Un silencio opresivo siempre rodeaba la casa donde Miguel habitaba con sus padres. Por eso no le sorprendió que el único sonido fuera el de sus propios pasos sobre el parqué. Las paredes del pasillo cubiertas con grandes cuadros, buenas imitaciones de las mejores obras de arte, se sentían más frías que nunca. Hacía días que no veía ni a su padre ni a su madre, lo cual no era extraño pues desde siempre cada uno se ocupaba de sus intereses personales. Ni siquiera, cuando era chico los veía mucho pues siempre tenía a su disposición nanas, sirvientas y choferes, pero una vez que creció, sus padres le regalaron un carro último modelo y se olvidaron por completo de él. Ni siquiera el día del “accidente” fuera del bar se dignaron a aparecerse en el hospital, ni para cuidarlo, ni para regañarlo. El día de hoy sólo llevaba en su mochila lo mínimo indispensable, dinero y algo para comer. Escribió rápidamente una nota de despedida y la dejó descuidadamente sobre la larga y brillante mesa del comedor y a un lado las llaves de la casa y de su carro.

Así como estaban las cosas sus padres seguramente tardarían días en darse cuenta de su partida, y por alguna extraña razón, eso ya no le molestaba, aunque estaba convencido que gente tan fría y hueca como lo eran sus padres no deberían tener hijos. Tal vez fue por eso que el destino les quitó a su hijo mayor, su hermano, del cual no se hablaba en esa casa, no había fotos, y lo único que él sabía era que compartían nombre, Miguel Ángel. A Miguel siempre le pareció perturbador llamarse igual que un hermano muerto, al que nunca conoció, era como estar viviendo la existencia de “otro”, usurpando su lugar, llenando un hueco que no estaba del todo vacío.
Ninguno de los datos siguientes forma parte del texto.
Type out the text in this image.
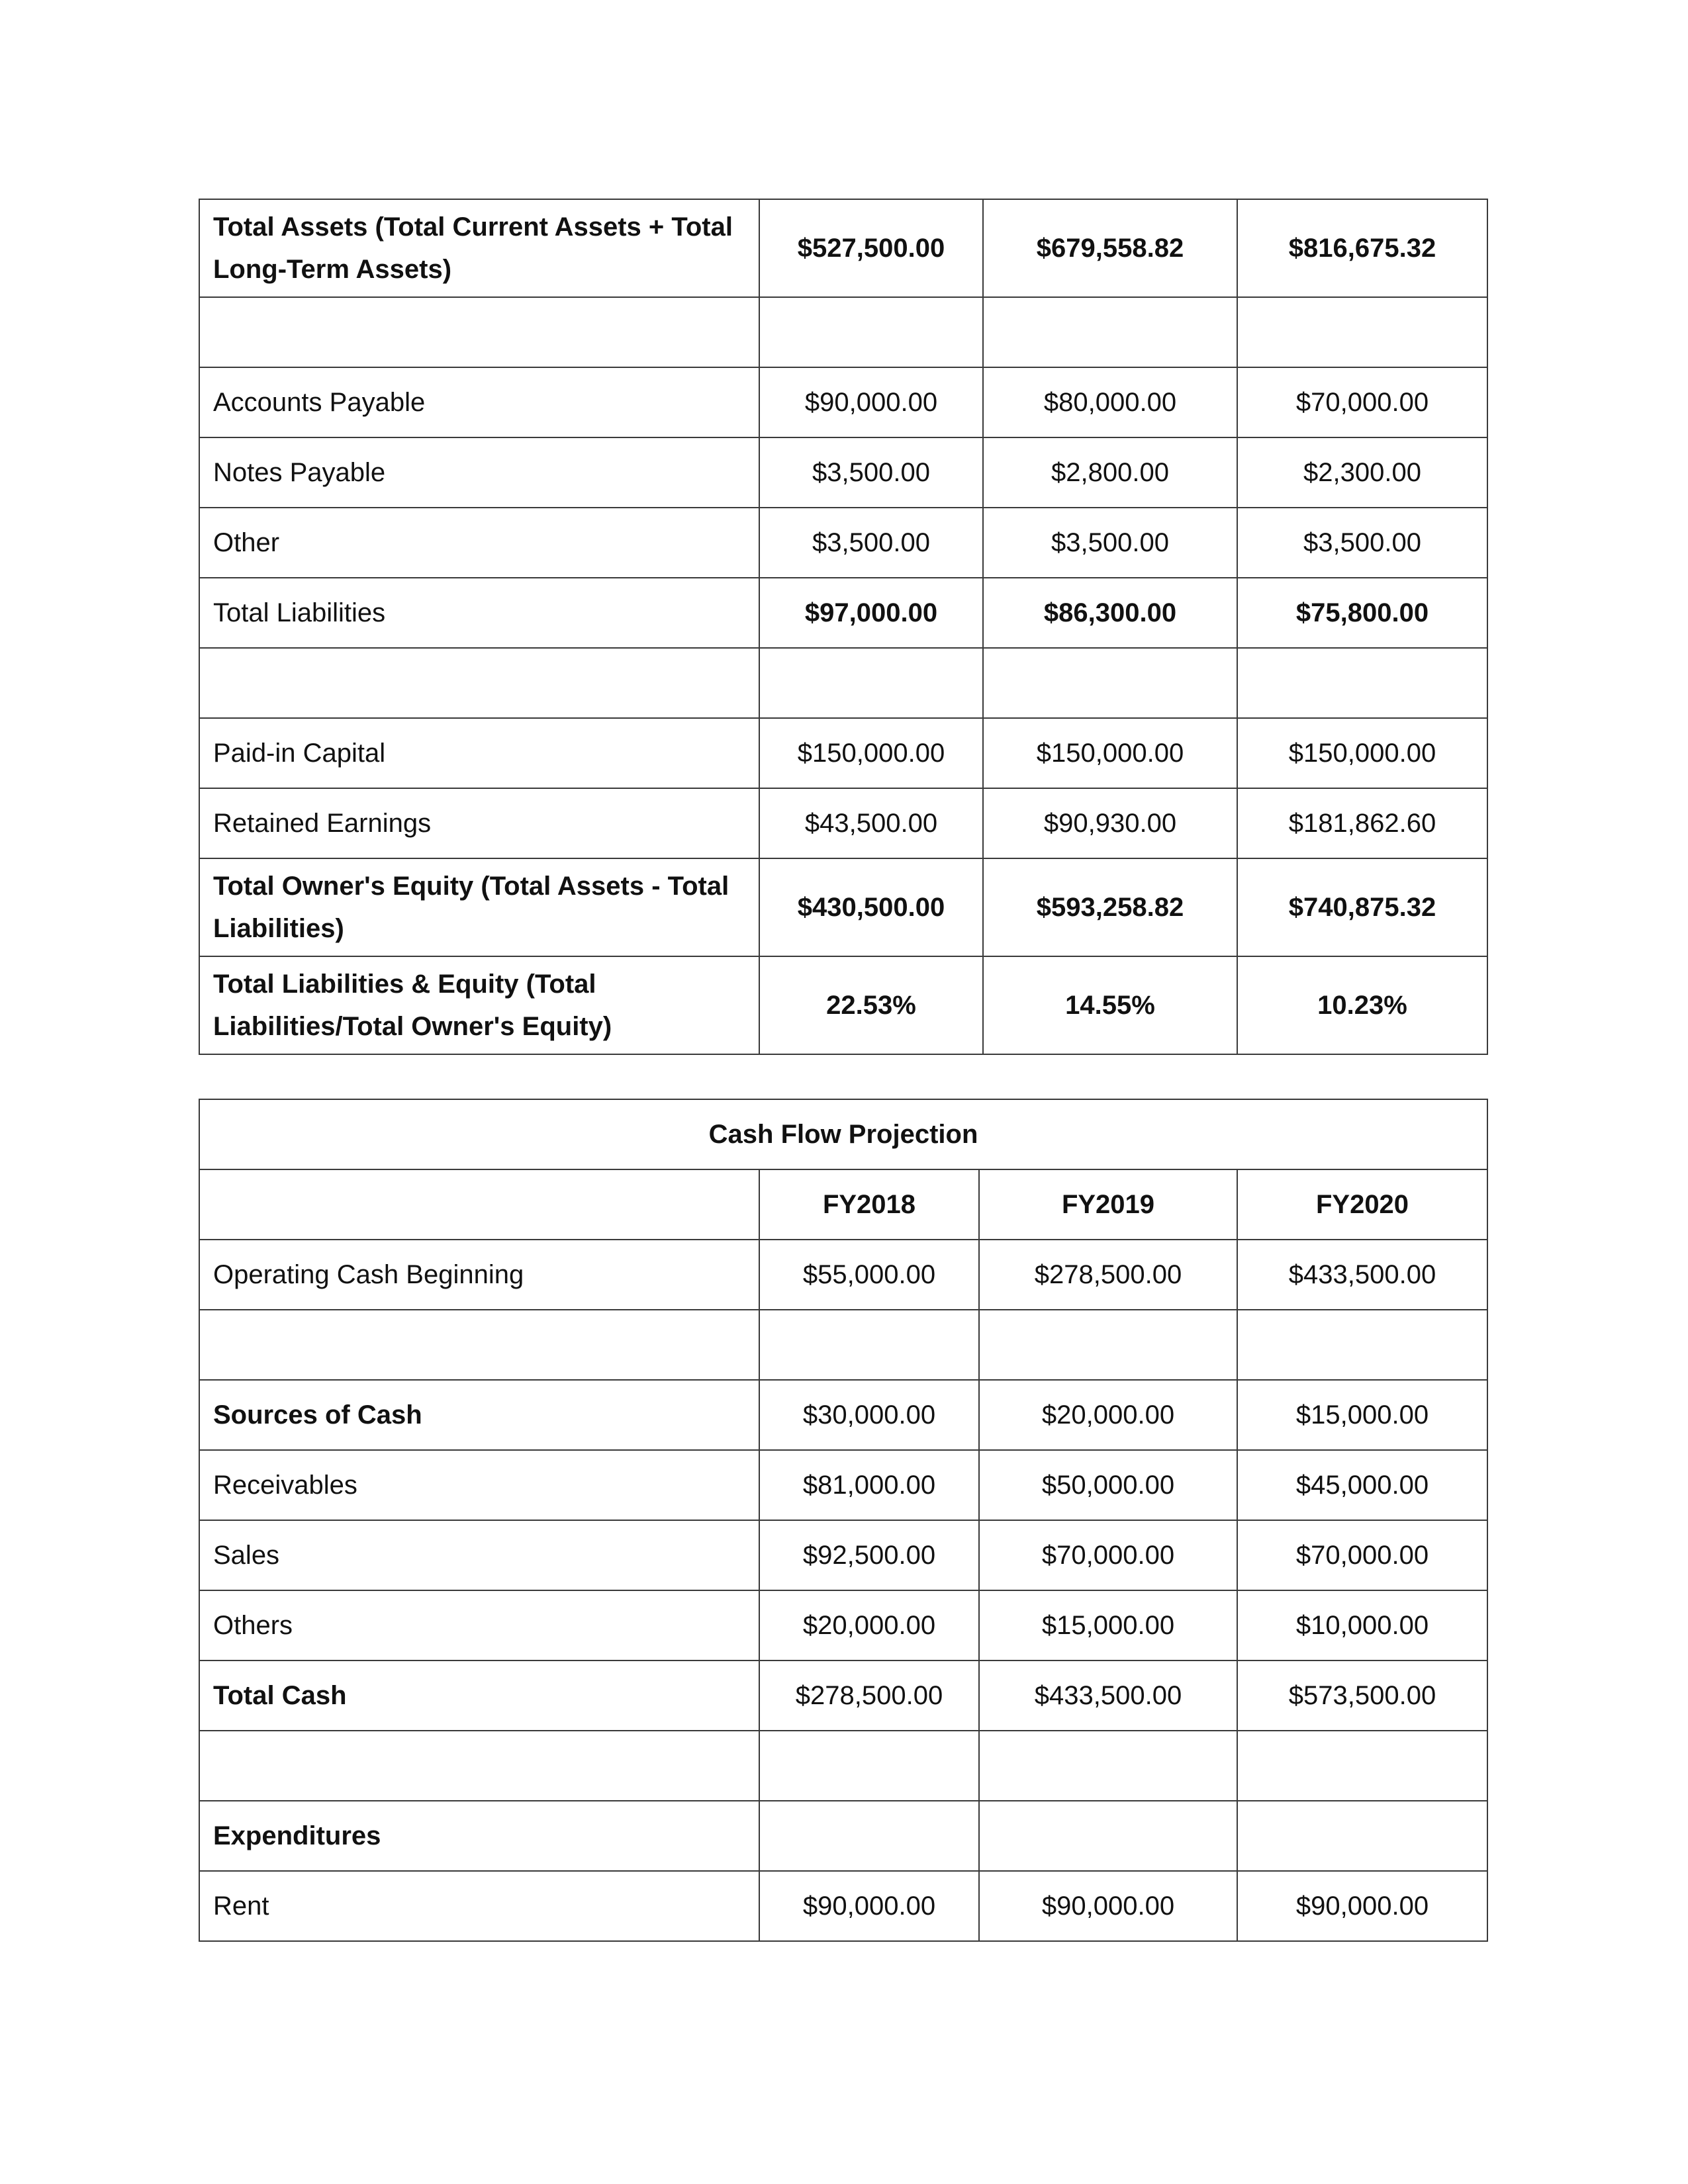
Total Assets (Total Current Assets + Total Long-Term Assets)	$527,500.00	$679,558.82	$816,675.32

Accounts Payable	$90,000.00	$80,000.00	$70,000.00
Notes Payable	$3,500.00	$2,800.00	$2,300.00
Other	$3,500.00	$3,500.00	$3,500.00
Total Liabilities	$97,000.00	$86,300.00	$75,800.00

Paid-in Capital	$150,000.00	$150,000.00	$150,000.00
Retained Earnings	$43,500.00	$90,930.00	$181,862.60
Total Owner's Equity (Total Assets - Total Liabilities)	$430,500.00	$593,258.82	$740,875.32
Total Liabilities & Equity (Total Liabilities/Total Owner's Equity)	22.53%	14.55%	10.23%
Cash Flow Projection			
	FY2018	FY2019	FY2020
Operating Cash Beginning	$55,000.00	$278,500.00	$433,500.00

Sources of Cash	$30,000.00	$20,000.00	$15,000.00
Receivables	$81,000.00	$50,000.00	$45,000.00
Sales	$92,500.00	$70,000.00	$70,000.00
Others	$20,000.00	$15,000.00	$10,000.00
Total Cash	$278,500.00	$433,500.00	$573,500.00

Expenditures			
Rent	$90,000.00	$90,000.00	$90,000.00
Eso terminó en el momento que decidió partir. Desde ahora buscaría ocupar su propio lugar.

Cerró la puerta exterior y se giró para ver su casa por última vez. Pensó que sentiría algo al despedirse de ella, tal vez dolor o tristeza, pero lo único que sintió fue alivio. Esto lo ayudó a confirmar que su decisión había sido la correcta. Era momento de partir, dejar su enojo y resentimiento dentro de aquella casa y por fin ser libre.

No tenía un plan definido, lo único que deseaba era alejarse de esa ciudad y de ser posible no regresar jamás. Si hubiera tenido más dinero habría ido directo al aeropuerto, pero con lo poco llevaba decidió encaminarse hacia la estación de autobuses pensando simplemente en poner kilómetros de distancia entre su pasado y su futuro, por lo que se formó en una de las taquillas sin importarle su destino. Una vez acomodado en su asiento se quedó dormido tan profundamente que ni cuenta se dio en qué momento comenzó a avanzar.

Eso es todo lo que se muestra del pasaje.